Now, I am not going to write about the importance of location when selling real estates, but I am going to provide three examples about knowing about the location when you are doing data matching like trying to find duplicates in names and addresses.
Location uniqueness
Let’s say we have these two records:
- Stefani Germanotta, Main Street, Anytown
- Stefani Germanotta, Main Street, Anytown
The data is character by character exactly the same. But:
- There is only a very high probability that it is the same real world individual if there is only one address on Main Street in Anytown.
- If there are only a few addresses on Main Street in Anytown, you will still have a fair probability that this is the same individual.
- But if there are hundreds of addresses on Main Street in Anytown, the probability that this is the same individual will be below threshold for many matching purposes.
Of course, if you are sending a direct marketing letter it is pointless sending both letters, as:
- Either they will be delivered in the same mailbox.
- Or both will be returned by postal service.
So this example highlights a major point in data quality.

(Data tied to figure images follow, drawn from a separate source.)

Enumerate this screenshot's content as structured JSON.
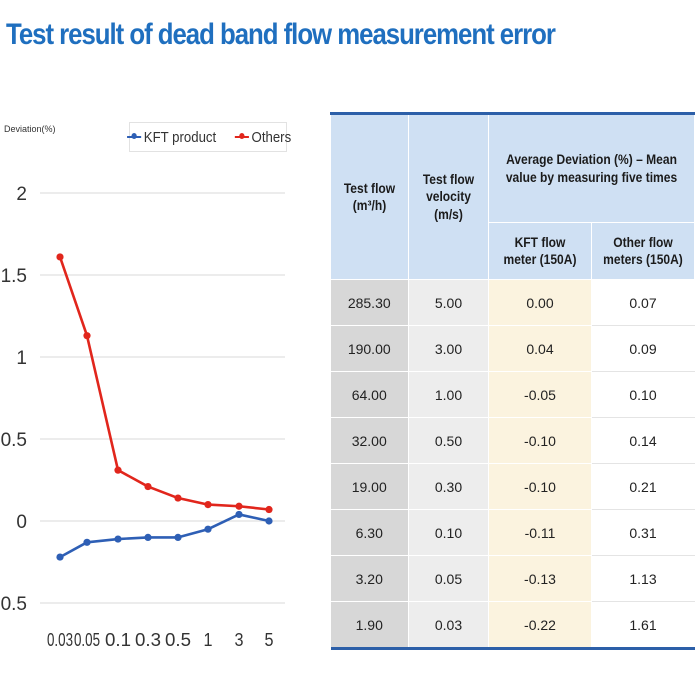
{
  "title": "Test result of dead band flow measurement error",
  "chart_data": {
    "type": "line",
    "ylabel": "Deviation(%)",
    "categories": [
      "0.03",
      "0.05",
      "0.1",
      "0.3",
      "0.5",
      "1",
      "3",
      "5"
    ],
    "yticks": [
      "2",
      "1.5",
      "1",
      "0.5",
      "0",
      "-0.5"
    ],
    "ylim": [
      -0.5,
      2
    ],
    "grid": true,
    "legend_position": "top-right",
    "series": [
      {
        "name": "KFT product",
        "color": "#2e5fb5",
        "values": [
          -0.22,
          -0.13,
          -0.11,
          -0.1,
          -0.1,
          -0.05,
          0.04,
          0.0
        ]
      },
      {
        "name": "Others",
        "color": "#e1261c",
        "values": [
          1.61,
          1.13,
          0.31,
          0.21,
          0.14,
          0.1,
          0.09,
          0.07
        ]
      }
    ]
  },
  "table": {
    "headers": {
      "test_flow": "Test flow (m³/h)",
      "velocity": "Test flow velocity (m/s)",
      "avg_dev": "Average Deviation (%) – Mean value by measuring five times",
      "kft": "KFT flow meter (150A)",
      "other": "Other flow meters (150A)"
    },
    "rows": [
      [
        "285.30",
        "5.00",
        "0.00",
        "0.07"
      ],
      [
        "190.00",
        "3.00",
        "0.04",
        "0.09"
      ],
      [
        "64.00",
        "1.00",
        "-0.05",
        "0.10"
      ],
      [
        "32.00",
        "0.50",
        "-0.10",
        "0.14"
      ],
      [
        "19.00",
        "0.30",
        "-0.10",
        "0.21"
      ],
      [
        "6.30",
        "0.10",
        "-0.11",
        "0.31"
      ],
      [
        "3.20",
        "0.05",
        "-0.13",
        "1.13"
      ],
      [
        "1.90",
        "0.03",
        "-0.22",
        "1.61"
      ]
    ]
  }
}
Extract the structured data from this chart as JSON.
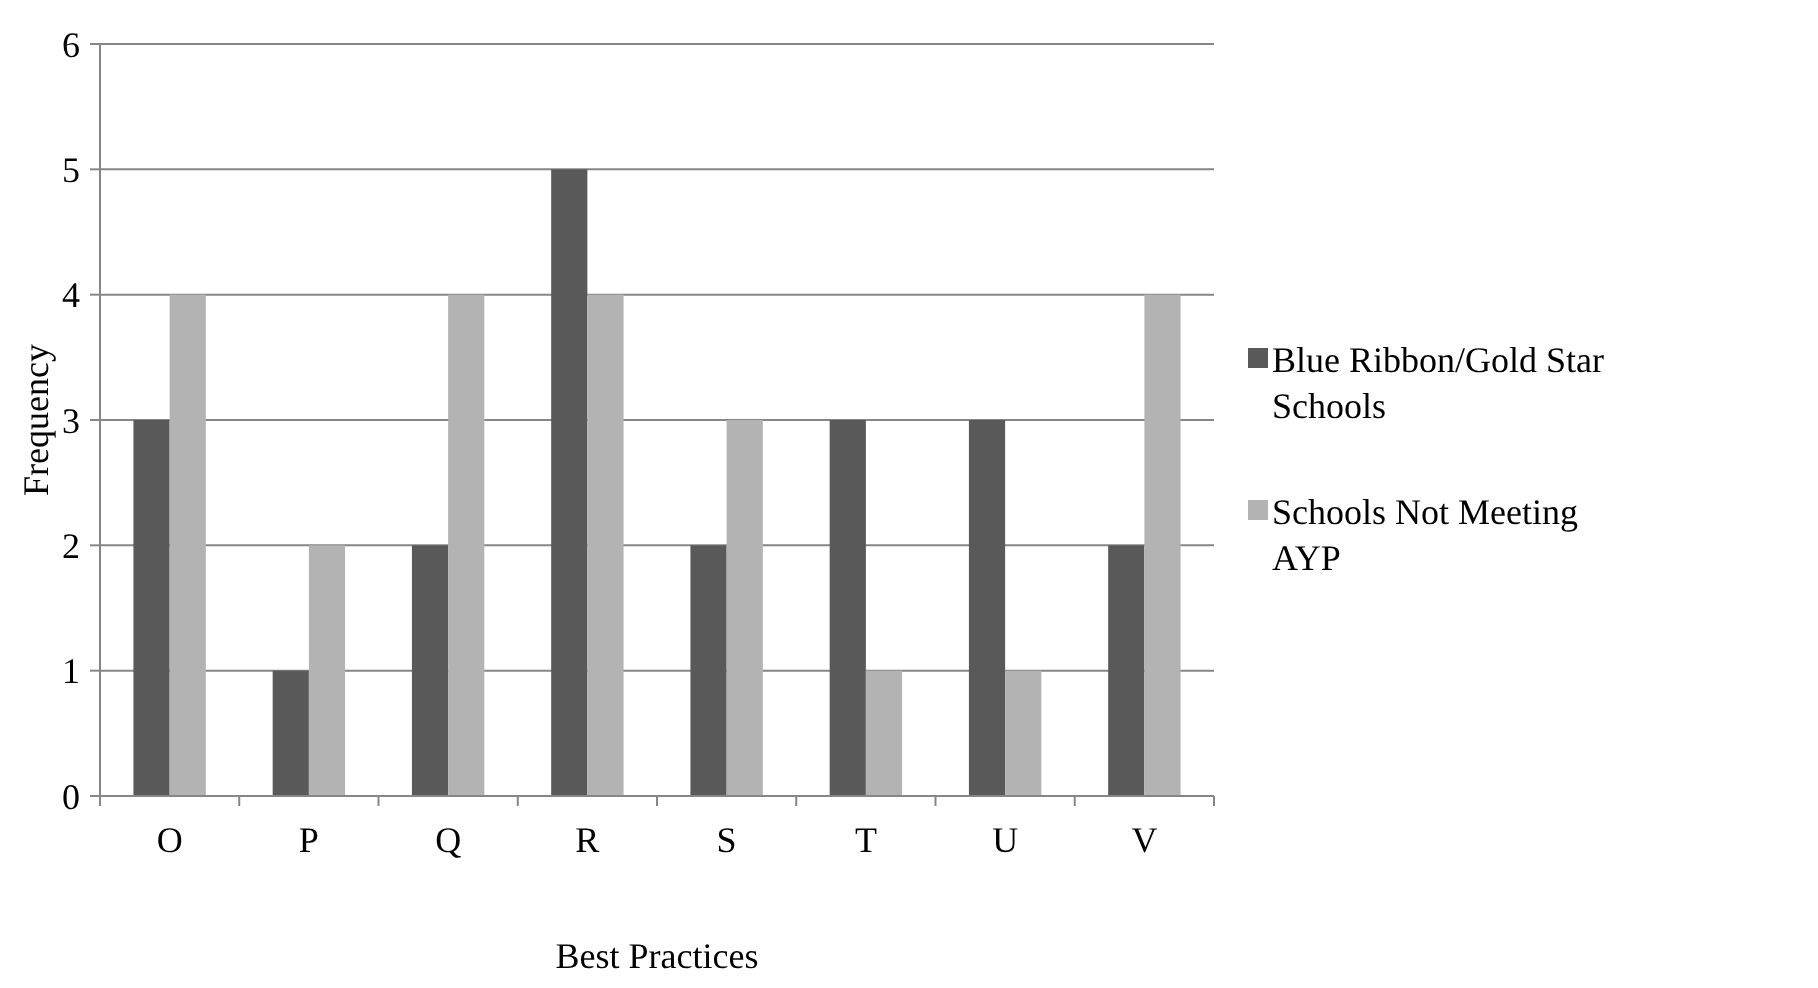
{
  "chart_data": {
    "type": "bar",
    "xlabel": "Best Practices",
    "ylabel": "Frequency",
    "categories": [
      "O",
      "P",
      "Q",
      "R",
      "S",
      "T",
      "U",
      "V"
    ],
    "series": [
      {
        "name": "Blue Ribbon/Gold Star Schools",
        "color": "#595959",
        "values": [
          3,
          1,
          2,
          5,
          2,
          3,
          3,
          2
        ]
      },
      {
        "name": "Schools Not Meeting AYP",
        "color": "#b3b3b3",
        "values": [
          4,
          2,
          4,
          4,
          3,
          1,
          1,
          4
        ]
      }
    ],
    "ylim": [
      0,
      6
    ],
    "yticks": [
      0,
      1,
      2,
      3,
      4,
      5,
      6
    ],
    "grid": "y",
    "legend": "right"
  }
}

If you are matching for a single purpose of use like direct marketing you may apply simple processing. But if you are matching for multiple purposes of use like building a master data hub, you don’t avoid some kind of complexity.
Location enrichment
Let’s say we have these two records:
- Alejandro Germanotta, 123 Main Street, Anytown
- Alejandro Germanotta, 123 Main Street, Anytown
If you know that 123 Main Street in Anytown is a single family house there is a high probability that this is the same real world individual.
But if you know that 123 Main Street in Anytown is a building used as a nursing home, a campus or that this entrance has many apartments or other kind of units, then it is not so certain that these records represents the same real world individual (not at least if the name is John Smith).
So this example highlights the importance of using external reference data in data matching.
Location geocoding
Let’s say we have these two records:
- Gaga Real Estate, 1 Main Street, Anytown
- L. Gaga Real Estate, Central Square, Anytown
If you match using the street address, the match is not that close.
But if you assigned a geocode for the two addresses, then the two addresses may be very close (just around the corner) and your match will then be pretty confident.
Assigning geocodes usually serve other purposes than data matching. So this example highlights how enhancing your data may have several positive impacts.